The letter also says:

If she was a prisoner (650), why did the FBI not charge her? And why was not she put on trial?

According to the FBI, she was arrested in July 2008 by the Afghan police outside a government compound in Ghazi with a handbag full of chemicals and information on chemical and biological weapons and some documents about potential targets in the USA. She was taken to the police station for interrogation when the alleged incident of firing on US personal happened. This also contradicts her confinement in Bagram Air Base as Prisoner 650.

If the FBI abducted her from Karachi airport and locked her up in a secret prison (Bagram Base) in Afghanistan for six years, there must be some allegations and charges against her for being involved in extremist activities and as such she should be a high - profile prisoner who could not be ignored for six years.

The letter dated Feb 11th believes that Dr. Aafia was imprisoned in 2008. However, a Newsweek article dated June 23, 2003 had already reported of her arrest. Further, the writer of the letter sounds confused when he asks why she was not charged if she was allegedly arrested in 2003 and if she was in fact arrested then, there must be good enough reason to kidnap her.

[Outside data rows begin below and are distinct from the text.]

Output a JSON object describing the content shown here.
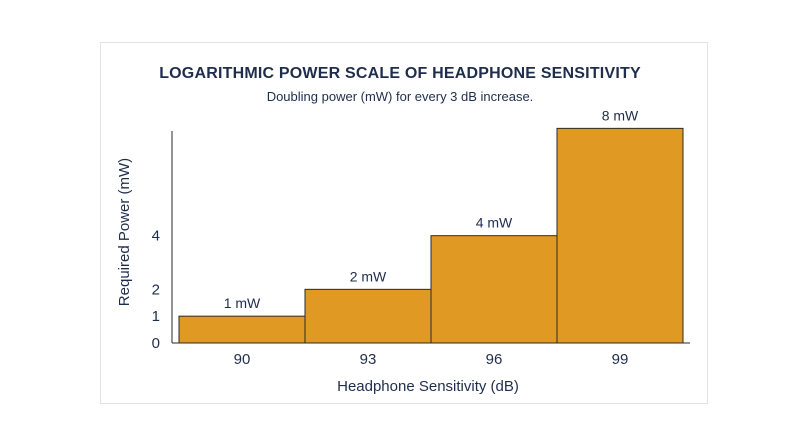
{
  "chart_data": {
    "type": "bar",
    "title": "LOGARITHMIC POWER SCALE OF HEADPHONE SENSITIVITY",
    "subtitle": "Doubling power (mW) for every 3 dB increase.",
    "xlabel": "Headphone Sensitivity (dB)",
    "ylabel": "Required Power (mW)",
    "categories": [
      "90",
      "93",
      "96",
      "99"
    ],
    "values": [
      1,
      2,
      4,
      8
    ],
    "data_labels": [
      "1 mW",
      "2 mW",
      "4 mW",
      "8 mW"
    ],
    "yticks": [
      0,
      1,
      2,
      4
    ],
    "ylim": [
      0,
      8.2
    ],
    "grid": false,
    "bar_color": "#E09A24",
    "bar_edge_color": "#2a2a2a",
    "text_color": "#1f2d4d"
  }
}
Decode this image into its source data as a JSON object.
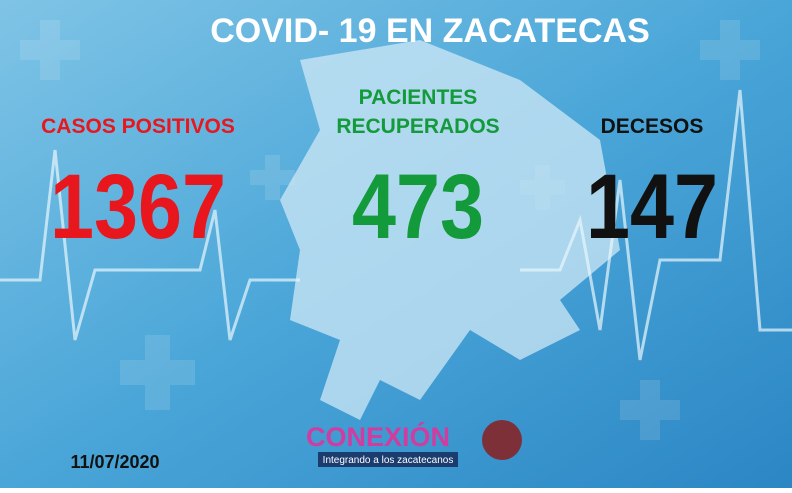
{
  "title": "COVID- 19 EN ZACATECAS",
  "stats": [
    {
      "label": [
        "CASOS POSITIVOS"
      ],
      "value": "1367"
    },
    {
      "label": [
        "PACIENTES",
        "RECUPERADOS"
      ],
      "value": "473"
    },
    {
      "label": [
        "DECESOS"
      ],
      "value": "147"
    }
  ],
  "date": "11/07/2020",
  "logo": {
    "name": "CONEXIÓN",
    "tagline": "Integrando a los zacatecanos"
  }
}
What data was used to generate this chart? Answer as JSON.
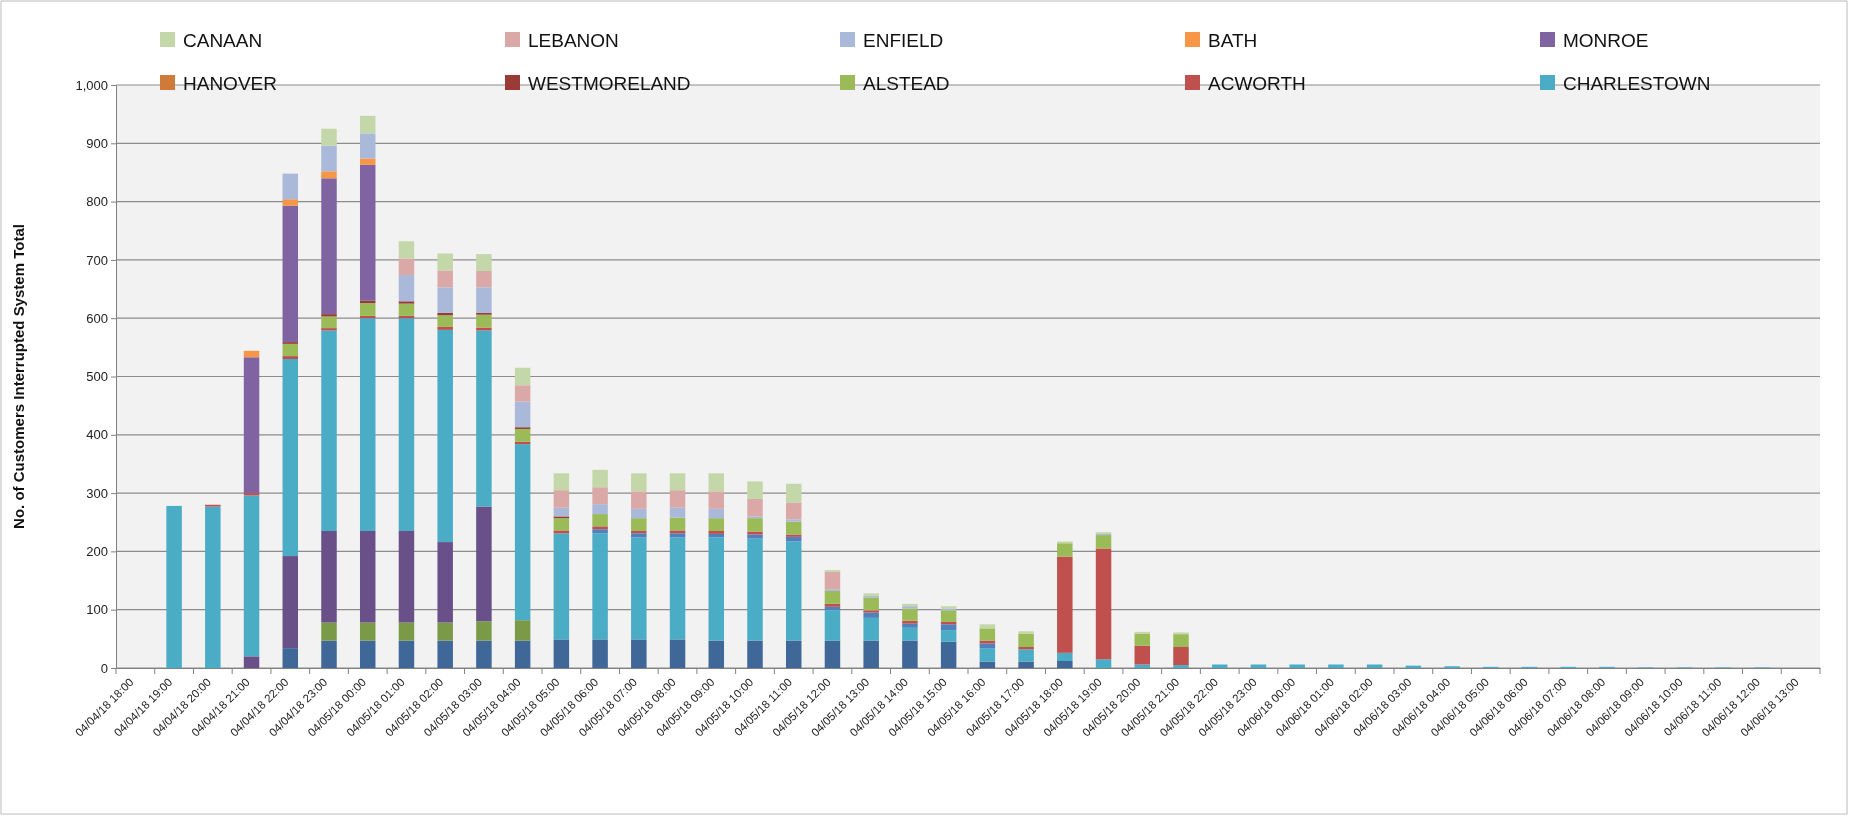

Dr. Ashraf makes a logical connection when he believes that when the FBI abducted her six years ago, there must be some allegations and charges against her. Unfortunately however, “allegations” and “charges” do not allow for a prisoner to remain in a jail for six years with the agencies involved completely denying that they ever imprisoned her at all. Furthermore, it does not allow for her children to be lost along with her or the sexual assault and psychological pressures a prisoner has to go through whether male or female.

There is a distinction between supporting the Taliban and between supporting a prisoner’s right to the Universal Human Rights declaration. In the UK yesterday a case was won in the courts whereby it was proven that the UK government and Mi5 were hiding reports of Binyam Muhammad’s torture in Guantanamo with collusion of his country’s government. If the UK can allow prisoners of war on terror a chance to speak-up albeit amongst challenges, we as Pakistanis should also be able to accept that a human needs to be treated a human irrespective of his or her status being that of a criminal or a prisoner.


I submitted the above letter in response to the original letter, in Dawn's editorial and await its submission. Let's see if it does get printed.